Commercial mushroom facilities utilize composted organic materials prepared from a mixture of cereal straws, organic fertilizers, and other nutrients. The action of microorganisms on the straw/fertilizer/nutrient mixture results in a substrate which is selective for the colonization of mushrooms without undo competition from other fungi or microorganisms. In addition to providing a substrate upon which mushrooms can be grown, the compost serves as a source of nutrients essential for mushroom growth.
The prepared compost is preferably pasteurized in order to deactivate any residual microorganisms and then is impregnated with mushroom inocula (mycelia) in a step referred to as "spawning". Thereafter, the mycelium-impregnated compost is maintained at controlled conditions for a period of two to three weeks until the hyphae of the mycelium have permeated the compost.

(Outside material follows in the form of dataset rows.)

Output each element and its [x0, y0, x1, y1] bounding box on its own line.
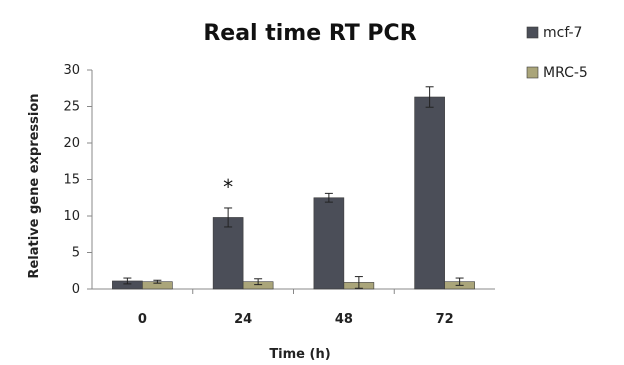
error-bar-mrc-5-72: [455, 277, 464, 286]
bar-mcf-7-72: [414, 96, 445, 290]
y-axis-label: Relative gene expression: [27, 93, 42, 278]
bar-mcf-7-24: [212, 217, 244, 290]
legend-label-mcf-7: mcf-7: [543, 25, 582, 41]
chart-title: Real time RT PCR: [203, 21, 416, 46]
x-tick-label: 24: [234, 312, 252, 327]
y-tick-label: 10: [63, 209, 80, 224]
y-tick-label: 30: [63, 63, 80, 78]
error-bar-mrc-5-0: [153, 279, 162, 284]
y-tick-label: 5: [72, 246, 80, 261]
error-bar-mcf-7-48: [324, 192, 333, 203]
legend-label-mrc-5: MRC-5: [543, 65, 588, 81]
error-bar-mcf-7-72: [425, 86, 434, 108]
x-tick-label: 48: [335, 312, 353, 327]
error-bar-mcf-7-24: [224, 207, 233, 228]
error-bar-mrc-5-48: [354, 276, 363, 289]
y-tick-label: 20: [63, 136, 80, 151]
error-bar-mrc-5-24: [254, 278, 263, 286]
y-tick-label: 0: [72, 282, 80, 297]
error-bar-mcf-7-0: [123, 277, 132, 285]
significance-annotation: *: [223, 175, 233, 199]
legend-swatch-mrc-5: [526, 66, 539, 79]
x-tick-label: 0: [138, 312, 147, 327]
bar-mcf-7-48: [313, 197, 345, 290]
x-axis-label: Time (h): [269, 347, 330, 362]
y-tick-label: 25: [63, 100, 80, 115]
x-tick-label: 72: [436, 312, 454, 327]
y-tick-label: 15: [63, 173, 80, 188]
legend-swatch-mcf-7: [526, 26, 539, 39]
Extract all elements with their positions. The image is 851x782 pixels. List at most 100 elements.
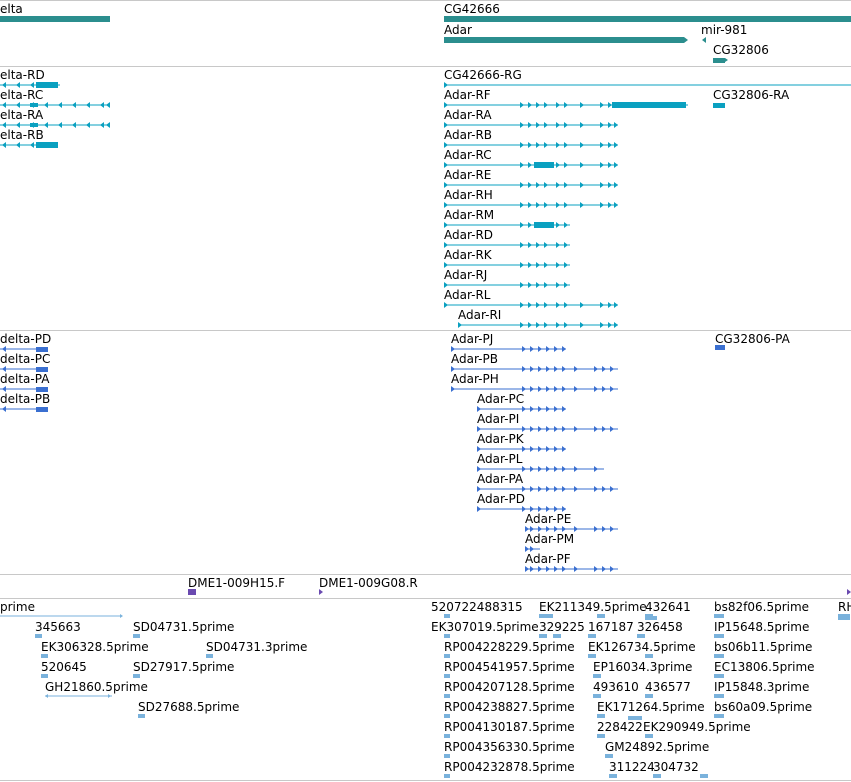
est-label[interactable]: bs60a09.5prime: [714, 700, 813, 714]
strand-arrow: [525, 566, 529, 572]
est-label[interactable]: 345663: [35, 620, 81, 634]
marker-label[interactable]: DME1-009G08.R: [319, 576, 418, 590]
est-label[interactable]: SD27917.5prime: [133, 660, 235, 674]
strand-arrow: [702, 37, 706, 43]
transcript-label[interactable]: Adar-RE: [444, 168, 492, 182]
est-label[interactable]: SD04731.3prime: [206, 640, 308, 654]
est-label[interactable]: prime: [0, 600, 35, 614]
transcript-label[interactable]: Adar-RK: [444, 248, 492, 262]
est-label[interactable]: bs82f06.5prime: [714, 600, 810, 614]
protein-label[interactable]: Adar-PB: [451, 352, 498, 366]
strand-arrow: [444, 82, 448, 88]
est-label[interactable]: GH21860.5prime: [45, 680, 148, 694]
transcript-label[interactable]: CG42666-RG: [444, 68, 522, 82]
protein-label[interactable]: delta-PB: [0, 392, 51, 406]
est-label[interactable]: 167187: [588, 620, 634, 634]
est-label[interactable]: 326458: [637, 620, 683, 634]
transcript-label[interactable]: elta-RA: [0, 108, 44, 122]
est-label[interactable]: EK126734.5prime: [588, 640, 696, 654]
protein-label[interactable]: delta-PC: [0, 352, 51, 366]
est-label[interactable]: 329225: [539, 620, 585, 634]
est-label[interactable]: EP16034.3prime: [593, 660, 693, 674]
protein-label[interactable]: Adar-PD: [477, 492, 525, 506]
transcript-label[interactable]: Adar-RM: [444, 208, 495, 222]
est-label[interactable]: RP004207128.5prime: [444, 680, 575, 694]
est-label[interactable]: EK171264.5prime: [597, 700, 705, 714]
transcript-label[interactable]: elta-RB: [0, 128, 44, 142]
transcript-label[interactable]: Adar-RH: [444, 188, 493, 202]
gene-label[interactable]: elta: [0, 2, 23, 16]
transcript-label[interactable]: elta-RD: [0, 68, 45, 82]
protein-block: [546, 366, 550, 372]
est-label[interactable]: 436577: [645, 680, 691, 694]
est-label[interactable]: EK307019.5prime: [431, 620, 539, 634]
transcript-label[interactable]: Adar-RA: [444, 108, 492, 122]
est-label[interactable]: EK211349.5prime: [539, 600, 647, 614]
est-label[interactable]: RH: [838, 600, 851, 614]
est-label[interactable]: 520722488315: [431, 600, 523, 614]
protein-label[interactable]: Adar-PC: [477, 392, 525, 406]
transcript-label[interactable]: elta-RC: [0, 88, 44, 102]
est-label[interactable]: 493610: [593, 680, 639, 694]
protein-label[interactable]: Adar-PJ: [451, 332, 494, 346]
transcript-label[interactable]: Adar-RL: [444, 288, 491, 302]
est-label[interactable]: RP004541957.5prime: [444, 660, 575, 674]
exon-block: [564, 102, 568, 108]
protein-block: [530, 346, 534, 352]
strand-arrow: [451, 346, 455, 352]
est-label[interactable]: RP004238827.5prime: [444, 700, 575, 714]
est-label[interactable]: RP004228229.5prime: [444, 640, 575, 654]
protein-label[interactable]: CG32806-PA: [715, 332, 790, 346]
est-label[interactable]: 228422: [597, 720, 643, 734]
gene-label[interactable]: CG42666: [444, 2, 500, 16]
strand-arrow: [16, 82, 20, 88]
exon-block: [600, 122, 604, 128]
est-label[interactable]: 304732: [653, 760, 699, 774]
est-label[interactable]: RP004130187.5prime: [444, 720, 575, 734]
transcript-label[interactable]: Adar-RJ: [444, 268, 488, 282]
gene-label[interactable]: Adar: [444, 23, 472, 37]
protein-label[interactable]: Adar-PL: [477, 452, 523, 466]
protein-label[interactable]: Adar-PK: [477, 432, 524, 446]
protein-label[interactable]: Adar-PA: [477, 472, 524, 486]
exon-block: [544, 142, 548, 148]
protein-block: [522, 386, 526, 392]
est-label[interactable]: EC13806.5prime: [714, 660, 815, 674]
est-label[interactable]: SD27688.5prime: [138, 700, 240, 714]
protein-label[interactable]: delta-PD: [0, 332, 52, 346]
transcript-label[interactable]: Adar-RB: [444, 128, 493, 142]
protein-block: [522, 506, 526, 512]
est-label[interactable]: 432641: [645, 600, 691, 614]
est-label[interactable]: RP004232878.5prime: [444, 760, 575, 774]
transcript-label[interactable]: Adar-RD: [444, 228, 494, 242]
gene-label[interactable]: mir-981: [701, 23, 748, 37]
protein-label[interactable]: delta-PA: [0, 372, 50, 386]
exon-block: [528, 242, 532, 248]
est-label[interactable]: bs06b11.5prime: [714, 640, 813, 654]
transcript-label[interactable]: Adar-RC: [444, 148, 492, 162]
est-label[interactable]: 520645: [41, 660, 87, 674]
est-label[interactable]: IP15848.3prime: [714, 680, 810, 694]
est-label[interactable]: RP004356330.5prime: [444, 740, 575, 754]
est-label[interactable]: EK306328.5prime: [41, 640, 149, 654]
est-label[interactable]: SD04731.5prime: [133, 620, 235, 634]
est-label[interactable]: IP15648.5prime: [714, 620, 810, 634]
protein-label[interactable]: Adar-PI: [477, 412, 520, 426]
protein-label[interactable]: Adar-PM: [525, 532, 575, 546]
exon-block: [580, 102, 584, 108]
transcript-label[interactable]: CG32806-RA: [713, 88, 790, 102]
protein-label[interactable]: Adar-PH: [451, 372, 499, 386]
marker-label[interactable]: DME1-009H15.F: [188, 576, 286, 590]
protein-label[interactable]: Adar-PE: [525, 512, 572, 526]
gene-label[interactable]: CG32806: [713, 43, 769, 57]
track-separator-genes: [0, 0, 851, 1]
transcript-label[interactable]: Adar-RF: [444, 88, 491, 102]
est-label[interactable]: 311224: [609, 760, 655, 774]
exon-block: [520, 182, 524, 188]
est-label[interactable]: GM24892.5prime: [605, 740, 710, 754]
protein-label[interactable]: Adar-PF: [525, 552, 571, 566]
est-label[interactable]: EK290949.5prime: [643, 720, 751, 734]
transcript-label[interactable]: Adar-RI: [458, 308, 502, 322]
exon-block: [713, 103, 725, 108]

The next stage of commercial mushroom production, referred to as "casing", involves covering the mycelia-permeated (colonized) compost with a thin layer of peat (preferably buffered with calcium carbonate), soil or sand. This allows the mushrooms to fruit or "flush".
The first flush of mushrooms generally occurs approximately three weeks after casing. After harvesting this first flush (or "break"), the commercial bed will produce two to four additional flushes or breaks until the compost becomes sufficiently depleted of essential nutrients so a to become uneconomical. The compost is then discarded.
(B) Use of Growth-Enhancing Supplements
Enhanced mushroom yields can be obtained by adding supplementary nutrients either to the compost bed (after completion of the composting step) or to the mycelia-impregnated compost up to the time of casing. Addition of nutrients after casing is generally no beneficial.
Most commercially-employed nutrient supplements are proteinaceous in nature; both animal and vegetable-derived materials have been utilized. Although these protein supplements are relatively expensive, they have been shown to produce sufficiently enhanced yields to be economically attractive. Up until now, the presence of larger amounts of carbohydrates in supplements has been perceived as being detrimental to mushroom yields.
The addition of available supplementary nutrients can result in adverse effects to the mushroom crop. In addition to fostering mushroom growth, directly utilizable nutrients can be metabolized by competing, faster-growing microorganisms present in the compost bed. Consumption of nutrients by competing organisms has two deleterious effects: not only is the expensive nutrient removed from its intended use as a mushroom growth supplement, but the intense microbial activity also acts to raise the temperature of the mushroom bed. High temperatures have adverse effects on mushroom mycelia, and can destroy the growing mushroom crop.
Another difficulty with the use of directly utilizable supplements is that enhanced yields are observed only in the first flush. That is, by the advent of the subsequent flushes, the added nutrient supply has been reduced or even exhausted and little yield stimulation is observed.
One approach to dealing with the problem resulting from nutrient-rich systems is to retard the rate of release of the nutrient from the supplement. In Carroll, et al. U.S. Pat. No. 3,942,969, this retardation is accomplished by denaturing a protein-containing supplement with heat or chemicals prior to adding the nutrient supplement to the compost bed. Denatured protein is reported to greatly lessen the availability of the nutrient to competing microorganisms while maintaining its availability to the growing mushrooms. The patent also teaches that the presence of carbohydrates in the supplements is objectionable, but that such materials can be tolerated in small amounts. The gains in mushroom yields resulting from the process described in the foregoing patent are at least partially offset by the economic costs involved in the denaturing step.
Another approach to the problem resulting from the use of directly-utilizable nutrient supplements is illustrated in Wu, et al. U.S. Pat. No. 4,534,781, which utilizes a hydrophobic material (e.g., paraffin wax or shellac) to coat a protein-containing nutrient supplement. The patent teaches that such a coating will resist attack by competing organisms and will delay the availability of the nutrient to the mushroom mycelia until the coating is gradually removed during the mushroom growth period. The patent teaches that one advantage of the hydrophobic coating is the lessening of hydration of the nutrient supplement. Since most molds require moisture for growth, the presence of such a hydrophobic coating eliminates an essential requirement for rapid growth of such competing microorganisms.